Regulations exist. Agencies exist. Policies exist. But enforcement is selective—often dictated not by duty, but by who is willing to pay for silence.
When Regulators Become Racketeers
Regulatory bodies that were created to protect consumers have instead become gatekeepers of corruption. Officials who should be cracking down on dangerous and unethical practices collect bribes, look the other way, and allow the system to rot.
We see it everywhere:
Fake alcohol flooding the market, yet NAFDAC and Customs pretend not to notice.
Expired and substandard drugs still being sold in patent medicine stores/chemists, yet regulatory checks rarely lead to shutdowns.
Oil marketers manipulating fuel prices, while agencies issue empty threats but do nothing.
These institutions are not failing because they are incapable. They are failing because enforcing the law has become a business.
The Cost of Speaking Up
Now, what happens when an honest official tries to challenge the system?
They become a target.
In Nigeria, disrupting profitable corruption is a dangerous game. Whistleblowers are either threatened into silence or eliminated. Those who refuse to play by the rules of corruption quickly find themselves isolated—or worse.
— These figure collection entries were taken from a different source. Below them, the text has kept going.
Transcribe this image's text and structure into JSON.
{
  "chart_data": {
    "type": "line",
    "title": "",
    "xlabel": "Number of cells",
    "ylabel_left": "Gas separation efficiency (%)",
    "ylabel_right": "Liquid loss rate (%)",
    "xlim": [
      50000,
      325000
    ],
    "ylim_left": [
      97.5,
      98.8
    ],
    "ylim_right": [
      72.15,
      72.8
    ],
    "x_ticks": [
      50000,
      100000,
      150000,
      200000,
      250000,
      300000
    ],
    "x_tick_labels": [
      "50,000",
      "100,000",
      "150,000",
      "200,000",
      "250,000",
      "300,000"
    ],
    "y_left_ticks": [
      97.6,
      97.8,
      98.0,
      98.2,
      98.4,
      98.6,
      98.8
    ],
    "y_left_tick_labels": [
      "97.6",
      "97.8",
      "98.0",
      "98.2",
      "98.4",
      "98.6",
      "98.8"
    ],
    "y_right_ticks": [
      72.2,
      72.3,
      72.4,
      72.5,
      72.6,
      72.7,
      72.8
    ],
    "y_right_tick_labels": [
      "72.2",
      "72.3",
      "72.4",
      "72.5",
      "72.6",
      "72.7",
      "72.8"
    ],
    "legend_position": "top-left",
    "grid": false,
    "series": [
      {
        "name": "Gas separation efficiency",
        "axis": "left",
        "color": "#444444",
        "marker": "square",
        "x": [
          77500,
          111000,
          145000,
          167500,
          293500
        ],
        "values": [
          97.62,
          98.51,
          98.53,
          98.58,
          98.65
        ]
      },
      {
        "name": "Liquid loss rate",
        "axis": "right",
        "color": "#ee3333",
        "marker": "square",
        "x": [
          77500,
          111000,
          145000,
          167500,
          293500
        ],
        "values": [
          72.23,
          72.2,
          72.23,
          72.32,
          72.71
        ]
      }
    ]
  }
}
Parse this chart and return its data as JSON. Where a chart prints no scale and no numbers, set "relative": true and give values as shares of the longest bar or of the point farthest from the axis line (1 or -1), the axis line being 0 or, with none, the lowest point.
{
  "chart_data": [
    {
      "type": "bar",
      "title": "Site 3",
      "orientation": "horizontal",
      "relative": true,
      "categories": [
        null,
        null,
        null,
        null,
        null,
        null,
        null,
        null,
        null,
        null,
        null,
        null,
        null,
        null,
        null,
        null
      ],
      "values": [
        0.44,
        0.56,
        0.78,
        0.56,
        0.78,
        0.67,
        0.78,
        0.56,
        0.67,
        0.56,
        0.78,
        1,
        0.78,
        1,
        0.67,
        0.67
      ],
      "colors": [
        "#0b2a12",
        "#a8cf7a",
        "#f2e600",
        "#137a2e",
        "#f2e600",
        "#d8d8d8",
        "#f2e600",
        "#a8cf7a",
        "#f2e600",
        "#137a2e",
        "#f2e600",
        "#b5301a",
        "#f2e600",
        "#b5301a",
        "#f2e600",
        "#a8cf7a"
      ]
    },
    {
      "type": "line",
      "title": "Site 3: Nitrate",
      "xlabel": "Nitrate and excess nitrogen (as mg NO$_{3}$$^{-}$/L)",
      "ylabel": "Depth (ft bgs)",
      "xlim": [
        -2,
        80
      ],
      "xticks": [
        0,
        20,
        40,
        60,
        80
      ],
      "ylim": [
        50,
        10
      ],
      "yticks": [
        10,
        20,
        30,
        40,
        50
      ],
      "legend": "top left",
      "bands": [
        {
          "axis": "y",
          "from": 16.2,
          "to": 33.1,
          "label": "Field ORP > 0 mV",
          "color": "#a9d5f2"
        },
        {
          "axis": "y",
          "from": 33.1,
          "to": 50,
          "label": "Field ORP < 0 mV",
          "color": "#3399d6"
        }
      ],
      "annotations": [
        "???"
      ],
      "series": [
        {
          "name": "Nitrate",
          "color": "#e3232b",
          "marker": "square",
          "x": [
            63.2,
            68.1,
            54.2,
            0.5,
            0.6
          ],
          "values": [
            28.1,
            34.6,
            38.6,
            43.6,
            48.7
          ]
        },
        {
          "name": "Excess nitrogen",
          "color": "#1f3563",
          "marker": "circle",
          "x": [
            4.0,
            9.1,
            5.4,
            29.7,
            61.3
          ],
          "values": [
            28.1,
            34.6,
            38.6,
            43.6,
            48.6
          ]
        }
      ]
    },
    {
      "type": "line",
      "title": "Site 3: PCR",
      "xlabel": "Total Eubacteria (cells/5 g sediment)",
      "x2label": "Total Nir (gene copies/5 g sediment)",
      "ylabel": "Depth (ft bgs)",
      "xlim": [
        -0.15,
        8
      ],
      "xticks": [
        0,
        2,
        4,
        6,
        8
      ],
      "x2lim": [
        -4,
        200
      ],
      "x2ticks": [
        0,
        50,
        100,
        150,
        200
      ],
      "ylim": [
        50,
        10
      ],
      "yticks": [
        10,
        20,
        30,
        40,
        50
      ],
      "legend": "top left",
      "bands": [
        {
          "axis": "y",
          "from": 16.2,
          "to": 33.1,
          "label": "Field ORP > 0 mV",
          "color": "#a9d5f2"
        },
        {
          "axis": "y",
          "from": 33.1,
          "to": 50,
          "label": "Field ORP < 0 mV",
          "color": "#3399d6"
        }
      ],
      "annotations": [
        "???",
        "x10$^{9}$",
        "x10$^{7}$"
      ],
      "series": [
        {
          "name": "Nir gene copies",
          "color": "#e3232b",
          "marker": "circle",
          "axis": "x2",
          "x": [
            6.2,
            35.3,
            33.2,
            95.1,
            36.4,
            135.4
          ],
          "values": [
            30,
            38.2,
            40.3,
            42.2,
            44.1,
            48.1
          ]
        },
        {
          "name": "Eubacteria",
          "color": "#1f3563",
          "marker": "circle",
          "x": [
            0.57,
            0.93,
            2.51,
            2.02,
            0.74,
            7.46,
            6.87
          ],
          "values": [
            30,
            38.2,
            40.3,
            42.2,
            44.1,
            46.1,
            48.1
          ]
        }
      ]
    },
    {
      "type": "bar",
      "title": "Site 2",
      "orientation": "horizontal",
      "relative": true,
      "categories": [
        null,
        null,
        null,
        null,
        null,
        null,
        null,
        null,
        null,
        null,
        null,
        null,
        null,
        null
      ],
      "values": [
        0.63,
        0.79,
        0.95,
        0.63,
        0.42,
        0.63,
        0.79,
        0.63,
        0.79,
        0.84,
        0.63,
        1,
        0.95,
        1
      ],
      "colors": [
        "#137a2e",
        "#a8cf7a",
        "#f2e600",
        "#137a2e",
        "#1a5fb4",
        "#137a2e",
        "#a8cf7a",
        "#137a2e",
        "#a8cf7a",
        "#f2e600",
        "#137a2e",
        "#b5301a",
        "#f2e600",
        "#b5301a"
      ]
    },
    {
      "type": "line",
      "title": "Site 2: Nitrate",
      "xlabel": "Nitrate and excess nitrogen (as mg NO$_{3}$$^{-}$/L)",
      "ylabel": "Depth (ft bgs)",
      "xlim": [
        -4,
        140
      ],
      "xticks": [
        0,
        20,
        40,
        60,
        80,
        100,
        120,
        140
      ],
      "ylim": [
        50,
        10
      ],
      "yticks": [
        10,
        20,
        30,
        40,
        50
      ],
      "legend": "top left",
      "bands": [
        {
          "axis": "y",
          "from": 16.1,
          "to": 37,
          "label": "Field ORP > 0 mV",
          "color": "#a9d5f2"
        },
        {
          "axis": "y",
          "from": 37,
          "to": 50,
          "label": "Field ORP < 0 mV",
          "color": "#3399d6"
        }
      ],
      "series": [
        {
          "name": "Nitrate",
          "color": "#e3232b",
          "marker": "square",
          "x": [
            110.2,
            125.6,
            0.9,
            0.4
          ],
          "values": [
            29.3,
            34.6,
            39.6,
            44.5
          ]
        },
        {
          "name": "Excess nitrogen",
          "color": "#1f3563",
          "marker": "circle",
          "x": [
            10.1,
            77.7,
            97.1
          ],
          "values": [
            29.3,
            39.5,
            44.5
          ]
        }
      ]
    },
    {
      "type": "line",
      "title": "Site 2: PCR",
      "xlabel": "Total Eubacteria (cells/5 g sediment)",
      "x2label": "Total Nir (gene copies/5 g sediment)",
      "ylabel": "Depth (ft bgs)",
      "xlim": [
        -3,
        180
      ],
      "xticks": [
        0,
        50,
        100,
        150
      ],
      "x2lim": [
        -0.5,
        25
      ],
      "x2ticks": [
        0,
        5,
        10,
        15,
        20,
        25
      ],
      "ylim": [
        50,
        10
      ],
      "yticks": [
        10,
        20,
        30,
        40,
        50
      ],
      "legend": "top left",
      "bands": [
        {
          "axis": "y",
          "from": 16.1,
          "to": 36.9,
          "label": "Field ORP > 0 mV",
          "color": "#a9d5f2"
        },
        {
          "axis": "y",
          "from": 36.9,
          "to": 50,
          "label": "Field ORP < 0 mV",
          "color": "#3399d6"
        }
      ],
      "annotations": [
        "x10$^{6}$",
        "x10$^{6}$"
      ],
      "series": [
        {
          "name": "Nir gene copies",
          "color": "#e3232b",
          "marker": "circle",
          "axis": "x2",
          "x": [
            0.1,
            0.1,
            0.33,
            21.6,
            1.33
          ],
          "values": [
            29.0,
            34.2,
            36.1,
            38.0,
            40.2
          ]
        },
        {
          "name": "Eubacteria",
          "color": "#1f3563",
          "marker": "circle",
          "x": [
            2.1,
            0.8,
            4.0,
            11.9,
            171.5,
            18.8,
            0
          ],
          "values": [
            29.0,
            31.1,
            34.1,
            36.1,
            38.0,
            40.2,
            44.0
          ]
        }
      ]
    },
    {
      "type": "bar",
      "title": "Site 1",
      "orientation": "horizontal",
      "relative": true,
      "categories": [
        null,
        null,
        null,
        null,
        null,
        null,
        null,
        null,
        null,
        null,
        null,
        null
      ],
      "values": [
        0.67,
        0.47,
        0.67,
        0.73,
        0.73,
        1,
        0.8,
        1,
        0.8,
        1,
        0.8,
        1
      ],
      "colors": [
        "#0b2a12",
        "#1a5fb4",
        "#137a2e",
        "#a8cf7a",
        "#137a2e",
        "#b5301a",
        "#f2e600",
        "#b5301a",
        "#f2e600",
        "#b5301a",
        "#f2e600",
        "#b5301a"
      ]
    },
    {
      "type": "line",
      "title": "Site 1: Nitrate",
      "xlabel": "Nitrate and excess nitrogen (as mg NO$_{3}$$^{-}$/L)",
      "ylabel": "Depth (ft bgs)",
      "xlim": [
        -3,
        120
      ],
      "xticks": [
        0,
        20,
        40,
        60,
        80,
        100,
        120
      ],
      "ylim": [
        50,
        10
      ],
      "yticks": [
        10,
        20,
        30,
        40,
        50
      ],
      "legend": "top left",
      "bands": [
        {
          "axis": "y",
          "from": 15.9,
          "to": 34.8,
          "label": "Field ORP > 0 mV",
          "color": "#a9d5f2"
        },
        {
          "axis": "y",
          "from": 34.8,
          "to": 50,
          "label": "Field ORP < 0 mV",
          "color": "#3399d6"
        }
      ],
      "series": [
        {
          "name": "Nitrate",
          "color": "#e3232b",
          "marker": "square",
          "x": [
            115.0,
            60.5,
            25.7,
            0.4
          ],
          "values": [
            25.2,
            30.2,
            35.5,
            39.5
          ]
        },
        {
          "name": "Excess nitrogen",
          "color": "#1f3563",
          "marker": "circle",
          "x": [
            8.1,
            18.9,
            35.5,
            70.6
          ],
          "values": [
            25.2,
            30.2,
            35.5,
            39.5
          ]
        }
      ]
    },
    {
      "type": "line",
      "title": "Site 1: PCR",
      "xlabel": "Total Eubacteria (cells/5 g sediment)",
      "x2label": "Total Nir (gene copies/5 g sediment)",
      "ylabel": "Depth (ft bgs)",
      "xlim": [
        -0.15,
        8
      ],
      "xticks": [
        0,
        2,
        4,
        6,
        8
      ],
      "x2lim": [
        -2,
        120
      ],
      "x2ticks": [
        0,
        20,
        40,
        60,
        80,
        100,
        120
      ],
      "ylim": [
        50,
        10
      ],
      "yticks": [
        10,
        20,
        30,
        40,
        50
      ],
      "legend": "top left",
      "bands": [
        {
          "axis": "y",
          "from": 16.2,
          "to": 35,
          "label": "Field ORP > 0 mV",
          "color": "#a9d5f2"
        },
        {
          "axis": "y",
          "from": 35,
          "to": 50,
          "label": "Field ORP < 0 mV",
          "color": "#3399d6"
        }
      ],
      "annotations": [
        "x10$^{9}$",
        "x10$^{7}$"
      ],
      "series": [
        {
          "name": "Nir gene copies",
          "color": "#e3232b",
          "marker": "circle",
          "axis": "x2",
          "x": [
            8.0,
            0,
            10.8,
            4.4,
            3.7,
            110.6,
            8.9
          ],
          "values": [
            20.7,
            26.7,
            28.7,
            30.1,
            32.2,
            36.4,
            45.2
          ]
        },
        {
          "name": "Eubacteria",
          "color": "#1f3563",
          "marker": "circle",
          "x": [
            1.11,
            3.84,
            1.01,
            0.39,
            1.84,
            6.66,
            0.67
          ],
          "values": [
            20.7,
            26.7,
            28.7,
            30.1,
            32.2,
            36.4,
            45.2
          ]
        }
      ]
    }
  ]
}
Need proof? Look no further than Dora Akunyili.
She was one of the few public officials who genuinely tried to clean up the system. As the Director-General of NAFDAC, she took on the powerful drug counterfeiters head-on. She exposed them, shut down fake drug factories, and refused to take bribes—a move that nearly cost her life when she survived an assassination attempt.
But what happened after her tenure? The old ways returned. Fake drugs crept back into pharmacies. Regulatory compromises resumed. And once again, the highest bidder dictates what gets enforced and what gets ignored.
Why the System Remains Broken
Nigeria’s problem is not a lack of laws; it’s the fact that laws are bought and sold.
It’s not a lack of institutions; it’s that institutions have been hijacked by those they were meant to regulate.
And until we fix the culture of impunity, where corrupt officials act without fear of consequences, enforcement will remain a cash cow for the highest bidder—while ordinary Nigerians pay the price.
So the question remains: How many more Dora Akunyilis do we need before we finally realize that silence is complicity?